In conclusion, we have demonstrated for the first time that gray whale tympanic bulla represents an example of hypermineralized bones that contains collagen-lipid complex as organic matrix. Our results underline the uniqueness of this very special case of extreme biomineralization that occurs at very low temperatures (36.6 °C) and in the presence of hydrophobic organic phase. At the moment, the principle of operation of the molecular pump remains unclear, specifically in how super-saturation with calcium ions is achieved in a limited space of the forming tympanic bullae. What is clear is that evolutionary development of such hypermineralized hard tissue constructs was crucial for survival of cetaceans starting on their embryonal level. It will be necessary in the future to propose corresponding calculation program for better understanding of biomineralization kinetic parameters during the development of whales from embryo to adult.

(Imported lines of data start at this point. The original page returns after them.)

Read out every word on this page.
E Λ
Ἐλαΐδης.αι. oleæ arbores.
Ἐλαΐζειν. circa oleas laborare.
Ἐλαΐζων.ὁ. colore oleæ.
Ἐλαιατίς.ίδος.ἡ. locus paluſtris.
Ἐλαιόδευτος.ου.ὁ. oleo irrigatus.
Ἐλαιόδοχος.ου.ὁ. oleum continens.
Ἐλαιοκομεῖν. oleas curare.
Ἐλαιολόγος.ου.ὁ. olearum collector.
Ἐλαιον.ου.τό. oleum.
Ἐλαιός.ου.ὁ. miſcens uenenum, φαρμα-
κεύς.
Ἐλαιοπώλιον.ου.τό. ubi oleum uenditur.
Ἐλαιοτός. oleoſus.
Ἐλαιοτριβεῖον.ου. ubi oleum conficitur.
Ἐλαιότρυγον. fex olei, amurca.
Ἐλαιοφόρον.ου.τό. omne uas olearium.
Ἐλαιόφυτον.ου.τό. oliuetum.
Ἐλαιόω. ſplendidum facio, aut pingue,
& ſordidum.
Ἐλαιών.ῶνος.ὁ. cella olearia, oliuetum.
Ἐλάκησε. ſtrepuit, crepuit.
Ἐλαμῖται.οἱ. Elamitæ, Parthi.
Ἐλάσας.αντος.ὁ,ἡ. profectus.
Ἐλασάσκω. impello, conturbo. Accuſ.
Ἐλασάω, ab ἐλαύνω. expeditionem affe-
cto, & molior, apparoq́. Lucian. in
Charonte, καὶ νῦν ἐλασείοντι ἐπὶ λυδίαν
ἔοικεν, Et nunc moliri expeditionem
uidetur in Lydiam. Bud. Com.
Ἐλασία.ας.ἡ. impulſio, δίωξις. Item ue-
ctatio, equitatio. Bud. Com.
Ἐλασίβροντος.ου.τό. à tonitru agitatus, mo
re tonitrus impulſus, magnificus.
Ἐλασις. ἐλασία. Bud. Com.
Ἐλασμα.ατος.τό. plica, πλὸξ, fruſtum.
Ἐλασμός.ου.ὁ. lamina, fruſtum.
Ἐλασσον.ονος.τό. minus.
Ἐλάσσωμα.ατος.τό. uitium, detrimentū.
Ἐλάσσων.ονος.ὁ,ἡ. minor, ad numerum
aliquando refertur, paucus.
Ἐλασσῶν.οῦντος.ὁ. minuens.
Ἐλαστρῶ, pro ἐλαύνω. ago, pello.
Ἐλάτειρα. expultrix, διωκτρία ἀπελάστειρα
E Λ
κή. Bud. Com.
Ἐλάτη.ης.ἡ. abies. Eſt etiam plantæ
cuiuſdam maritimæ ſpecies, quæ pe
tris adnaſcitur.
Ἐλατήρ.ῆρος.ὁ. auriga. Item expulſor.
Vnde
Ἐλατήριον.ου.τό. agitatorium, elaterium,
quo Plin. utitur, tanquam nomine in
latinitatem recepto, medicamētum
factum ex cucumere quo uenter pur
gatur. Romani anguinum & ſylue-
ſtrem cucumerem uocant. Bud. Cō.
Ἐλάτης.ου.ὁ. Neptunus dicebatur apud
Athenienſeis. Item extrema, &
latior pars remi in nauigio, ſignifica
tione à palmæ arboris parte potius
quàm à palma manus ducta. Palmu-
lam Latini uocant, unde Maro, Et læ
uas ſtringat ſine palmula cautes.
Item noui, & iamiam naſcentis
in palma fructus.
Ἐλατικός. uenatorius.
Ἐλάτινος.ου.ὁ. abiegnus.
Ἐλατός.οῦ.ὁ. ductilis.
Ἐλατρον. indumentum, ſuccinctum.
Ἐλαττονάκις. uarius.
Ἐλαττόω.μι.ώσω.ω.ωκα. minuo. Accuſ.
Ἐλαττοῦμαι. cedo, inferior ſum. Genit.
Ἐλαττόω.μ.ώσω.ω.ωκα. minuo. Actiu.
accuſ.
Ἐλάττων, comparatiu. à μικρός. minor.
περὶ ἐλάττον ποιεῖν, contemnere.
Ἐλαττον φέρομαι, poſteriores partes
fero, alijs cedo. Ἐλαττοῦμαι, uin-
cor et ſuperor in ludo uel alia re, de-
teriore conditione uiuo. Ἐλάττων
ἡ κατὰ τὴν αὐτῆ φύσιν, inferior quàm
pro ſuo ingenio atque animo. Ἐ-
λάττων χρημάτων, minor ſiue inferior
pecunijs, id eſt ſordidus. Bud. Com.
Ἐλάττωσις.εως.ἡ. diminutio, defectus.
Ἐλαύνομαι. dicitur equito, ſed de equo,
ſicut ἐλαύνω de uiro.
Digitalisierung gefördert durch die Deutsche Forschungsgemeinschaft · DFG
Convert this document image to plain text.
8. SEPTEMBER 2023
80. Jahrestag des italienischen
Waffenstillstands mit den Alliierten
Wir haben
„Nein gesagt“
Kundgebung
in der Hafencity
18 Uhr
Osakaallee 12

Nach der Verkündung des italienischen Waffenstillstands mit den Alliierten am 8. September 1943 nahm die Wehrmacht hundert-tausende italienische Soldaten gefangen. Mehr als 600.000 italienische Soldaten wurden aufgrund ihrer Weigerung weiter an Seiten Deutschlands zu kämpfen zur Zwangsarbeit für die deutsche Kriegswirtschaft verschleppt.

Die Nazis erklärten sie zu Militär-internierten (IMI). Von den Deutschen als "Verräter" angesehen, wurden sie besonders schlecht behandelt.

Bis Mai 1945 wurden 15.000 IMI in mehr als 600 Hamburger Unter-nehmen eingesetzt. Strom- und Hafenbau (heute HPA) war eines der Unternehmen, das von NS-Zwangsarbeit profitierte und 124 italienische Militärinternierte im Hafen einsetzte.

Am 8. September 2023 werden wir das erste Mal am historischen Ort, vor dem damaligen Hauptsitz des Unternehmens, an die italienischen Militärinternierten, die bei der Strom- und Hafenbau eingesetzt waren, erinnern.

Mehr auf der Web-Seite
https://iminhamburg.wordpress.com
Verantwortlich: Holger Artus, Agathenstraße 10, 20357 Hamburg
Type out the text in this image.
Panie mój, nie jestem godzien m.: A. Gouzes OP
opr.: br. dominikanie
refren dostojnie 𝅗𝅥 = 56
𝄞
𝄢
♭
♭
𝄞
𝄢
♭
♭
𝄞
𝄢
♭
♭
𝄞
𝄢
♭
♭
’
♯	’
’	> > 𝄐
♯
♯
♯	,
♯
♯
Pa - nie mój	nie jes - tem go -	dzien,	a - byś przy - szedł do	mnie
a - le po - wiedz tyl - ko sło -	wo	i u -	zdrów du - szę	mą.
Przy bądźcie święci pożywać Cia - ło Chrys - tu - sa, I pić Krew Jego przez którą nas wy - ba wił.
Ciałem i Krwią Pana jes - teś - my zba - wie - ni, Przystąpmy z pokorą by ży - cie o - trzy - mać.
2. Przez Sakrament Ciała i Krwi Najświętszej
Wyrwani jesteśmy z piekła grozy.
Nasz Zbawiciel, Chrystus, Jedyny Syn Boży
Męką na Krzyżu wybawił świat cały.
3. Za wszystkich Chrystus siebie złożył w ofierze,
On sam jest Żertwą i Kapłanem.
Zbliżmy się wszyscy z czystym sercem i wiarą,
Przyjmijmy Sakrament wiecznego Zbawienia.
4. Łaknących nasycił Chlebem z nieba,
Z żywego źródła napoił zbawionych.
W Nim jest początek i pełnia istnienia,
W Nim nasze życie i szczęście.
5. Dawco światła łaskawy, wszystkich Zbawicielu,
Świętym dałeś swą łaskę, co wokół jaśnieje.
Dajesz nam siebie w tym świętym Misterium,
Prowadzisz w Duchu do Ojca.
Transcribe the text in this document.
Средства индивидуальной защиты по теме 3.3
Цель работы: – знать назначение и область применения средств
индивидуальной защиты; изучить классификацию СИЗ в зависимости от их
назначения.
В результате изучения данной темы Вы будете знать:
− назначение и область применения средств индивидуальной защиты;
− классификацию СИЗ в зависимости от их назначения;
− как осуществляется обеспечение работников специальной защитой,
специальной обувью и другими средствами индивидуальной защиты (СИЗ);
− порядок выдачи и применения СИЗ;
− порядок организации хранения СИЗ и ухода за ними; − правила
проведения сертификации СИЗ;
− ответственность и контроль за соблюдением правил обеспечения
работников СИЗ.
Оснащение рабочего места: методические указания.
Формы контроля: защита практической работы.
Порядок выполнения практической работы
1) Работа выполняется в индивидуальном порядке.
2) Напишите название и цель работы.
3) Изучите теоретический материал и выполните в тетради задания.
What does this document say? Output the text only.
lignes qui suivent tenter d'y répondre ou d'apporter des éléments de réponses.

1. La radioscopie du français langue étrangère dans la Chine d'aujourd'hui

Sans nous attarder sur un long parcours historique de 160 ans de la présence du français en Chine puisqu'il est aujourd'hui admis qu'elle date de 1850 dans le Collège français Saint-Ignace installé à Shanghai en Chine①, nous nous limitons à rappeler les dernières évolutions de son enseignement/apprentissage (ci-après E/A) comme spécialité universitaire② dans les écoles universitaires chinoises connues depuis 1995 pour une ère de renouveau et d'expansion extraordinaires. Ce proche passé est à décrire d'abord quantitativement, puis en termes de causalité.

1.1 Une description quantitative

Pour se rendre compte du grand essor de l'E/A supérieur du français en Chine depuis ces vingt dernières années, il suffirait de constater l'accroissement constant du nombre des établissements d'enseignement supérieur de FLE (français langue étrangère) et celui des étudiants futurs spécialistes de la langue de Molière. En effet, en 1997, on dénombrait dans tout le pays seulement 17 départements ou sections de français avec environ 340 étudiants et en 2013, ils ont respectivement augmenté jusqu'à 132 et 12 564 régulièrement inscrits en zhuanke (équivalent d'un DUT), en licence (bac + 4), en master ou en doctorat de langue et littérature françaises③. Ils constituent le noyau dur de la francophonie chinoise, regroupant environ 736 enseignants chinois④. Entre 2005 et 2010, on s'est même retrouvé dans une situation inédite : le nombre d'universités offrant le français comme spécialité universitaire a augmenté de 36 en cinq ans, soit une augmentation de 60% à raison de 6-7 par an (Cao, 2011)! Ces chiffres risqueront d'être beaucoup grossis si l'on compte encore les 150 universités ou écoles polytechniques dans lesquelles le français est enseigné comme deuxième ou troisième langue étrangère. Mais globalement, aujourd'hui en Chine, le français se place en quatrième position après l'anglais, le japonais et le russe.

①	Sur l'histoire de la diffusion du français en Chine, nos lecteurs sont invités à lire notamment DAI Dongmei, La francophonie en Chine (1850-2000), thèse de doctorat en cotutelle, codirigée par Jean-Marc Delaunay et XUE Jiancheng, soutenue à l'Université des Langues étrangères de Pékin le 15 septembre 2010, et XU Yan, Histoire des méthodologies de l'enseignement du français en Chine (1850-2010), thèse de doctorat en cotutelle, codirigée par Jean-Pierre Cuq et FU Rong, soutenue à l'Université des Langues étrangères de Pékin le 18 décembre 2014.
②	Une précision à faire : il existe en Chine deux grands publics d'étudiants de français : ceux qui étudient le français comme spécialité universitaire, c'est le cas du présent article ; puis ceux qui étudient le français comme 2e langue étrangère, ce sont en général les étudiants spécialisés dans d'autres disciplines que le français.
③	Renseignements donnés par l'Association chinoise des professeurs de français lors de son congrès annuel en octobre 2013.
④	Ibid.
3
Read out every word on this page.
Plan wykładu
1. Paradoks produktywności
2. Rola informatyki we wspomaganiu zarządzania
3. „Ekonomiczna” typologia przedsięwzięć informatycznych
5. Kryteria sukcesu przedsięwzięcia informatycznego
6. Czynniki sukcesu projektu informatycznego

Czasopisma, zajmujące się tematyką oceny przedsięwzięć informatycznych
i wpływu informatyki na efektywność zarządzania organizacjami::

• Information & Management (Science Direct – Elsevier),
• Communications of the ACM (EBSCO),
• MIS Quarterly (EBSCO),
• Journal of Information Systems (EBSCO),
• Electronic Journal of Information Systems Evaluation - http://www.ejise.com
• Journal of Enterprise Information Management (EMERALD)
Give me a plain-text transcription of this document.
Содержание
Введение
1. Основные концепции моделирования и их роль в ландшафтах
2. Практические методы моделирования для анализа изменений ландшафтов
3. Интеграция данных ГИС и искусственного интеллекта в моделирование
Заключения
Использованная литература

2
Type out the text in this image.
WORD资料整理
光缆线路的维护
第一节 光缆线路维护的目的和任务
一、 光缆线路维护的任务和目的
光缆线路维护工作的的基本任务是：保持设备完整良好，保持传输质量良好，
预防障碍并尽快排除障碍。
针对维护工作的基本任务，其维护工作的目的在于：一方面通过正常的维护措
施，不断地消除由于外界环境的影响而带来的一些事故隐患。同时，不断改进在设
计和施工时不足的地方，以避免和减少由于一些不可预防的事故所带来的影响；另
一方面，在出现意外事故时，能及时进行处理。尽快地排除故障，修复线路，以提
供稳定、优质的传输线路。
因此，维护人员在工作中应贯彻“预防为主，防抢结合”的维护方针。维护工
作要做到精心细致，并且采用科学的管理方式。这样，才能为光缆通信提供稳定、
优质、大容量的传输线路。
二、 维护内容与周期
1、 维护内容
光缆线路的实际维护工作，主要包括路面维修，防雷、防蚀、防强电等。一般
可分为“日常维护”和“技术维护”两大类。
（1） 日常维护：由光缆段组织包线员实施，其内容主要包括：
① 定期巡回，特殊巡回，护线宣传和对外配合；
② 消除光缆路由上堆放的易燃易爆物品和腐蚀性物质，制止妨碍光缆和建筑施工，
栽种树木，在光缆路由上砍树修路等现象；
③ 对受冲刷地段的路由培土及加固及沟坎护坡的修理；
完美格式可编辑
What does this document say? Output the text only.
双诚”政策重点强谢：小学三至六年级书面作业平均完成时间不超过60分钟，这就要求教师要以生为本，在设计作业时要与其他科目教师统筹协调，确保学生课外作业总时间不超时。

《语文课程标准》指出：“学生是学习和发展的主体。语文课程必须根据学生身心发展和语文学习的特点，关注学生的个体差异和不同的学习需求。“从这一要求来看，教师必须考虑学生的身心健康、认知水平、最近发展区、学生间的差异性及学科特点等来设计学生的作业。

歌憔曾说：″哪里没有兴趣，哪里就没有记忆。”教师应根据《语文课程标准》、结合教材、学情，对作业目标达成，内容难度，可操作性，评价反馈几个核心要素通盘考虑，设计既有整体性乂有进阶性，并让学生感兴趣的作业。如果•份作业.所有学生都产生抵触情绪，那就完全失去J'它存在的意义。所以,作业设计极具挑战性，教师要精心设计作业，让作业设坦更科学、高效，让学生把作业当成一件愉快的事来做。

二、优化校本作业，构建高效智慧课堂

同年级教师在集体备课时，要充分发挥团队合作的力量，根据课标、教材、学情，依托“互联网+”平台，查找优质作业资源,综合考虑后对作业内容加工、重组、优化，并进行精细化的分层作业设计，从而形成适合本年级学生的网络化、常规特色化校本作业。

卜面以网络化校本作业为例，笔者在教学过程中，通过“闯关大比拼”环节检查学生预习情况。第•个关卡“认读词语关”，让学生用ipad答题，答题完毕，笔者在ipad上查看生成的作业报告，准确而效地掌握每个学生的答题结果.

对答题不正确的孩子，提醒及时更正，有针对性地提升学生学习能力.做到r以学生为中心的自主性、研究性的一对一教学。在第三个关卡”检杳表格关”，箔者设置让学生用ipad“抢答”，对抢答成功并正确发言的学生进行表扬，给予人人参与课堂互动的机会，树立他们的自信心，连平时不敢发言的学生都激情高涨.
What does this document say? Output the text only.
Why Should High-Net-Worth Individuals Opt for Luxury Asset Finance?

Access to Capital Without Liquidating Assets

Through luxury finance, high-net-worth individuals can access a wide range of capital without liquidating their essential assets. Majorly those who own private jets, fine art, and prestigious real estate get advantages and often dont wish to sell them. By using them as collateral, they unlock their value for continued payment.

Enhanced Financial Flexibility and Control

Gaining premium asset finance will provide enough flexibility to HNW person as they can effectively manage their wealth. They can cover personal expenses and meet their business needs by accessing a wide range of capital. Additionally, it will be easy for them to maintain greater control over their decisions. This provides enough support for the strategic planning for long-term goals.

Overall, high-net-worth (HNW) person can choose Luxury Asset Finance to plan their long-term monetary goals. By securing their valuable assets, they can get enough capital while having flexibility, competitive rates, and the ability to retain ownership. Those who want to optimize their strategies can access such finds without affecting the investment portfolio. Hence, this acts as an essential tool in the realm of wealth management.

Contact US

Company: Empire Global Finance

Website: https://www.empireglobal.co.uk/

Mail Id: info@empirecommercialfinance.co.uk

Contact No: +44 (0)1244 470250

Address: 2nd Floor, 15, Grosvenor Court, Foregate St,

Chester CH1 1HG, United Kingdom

We also believe that unrevealing the molecular and biochemical mechanisms of hyperbiomineralization will allow developing strategies for the biomimetic creation of similar composites in the laboratory, or even on large scale using commonly and industrially available raw materials (i.e. collagens, fatty acids, calcium carbonates and phosphates). In conclusion, we actively urge the scientific community to support environmental and environmental initiatives to protect whales in all seas of the oceans.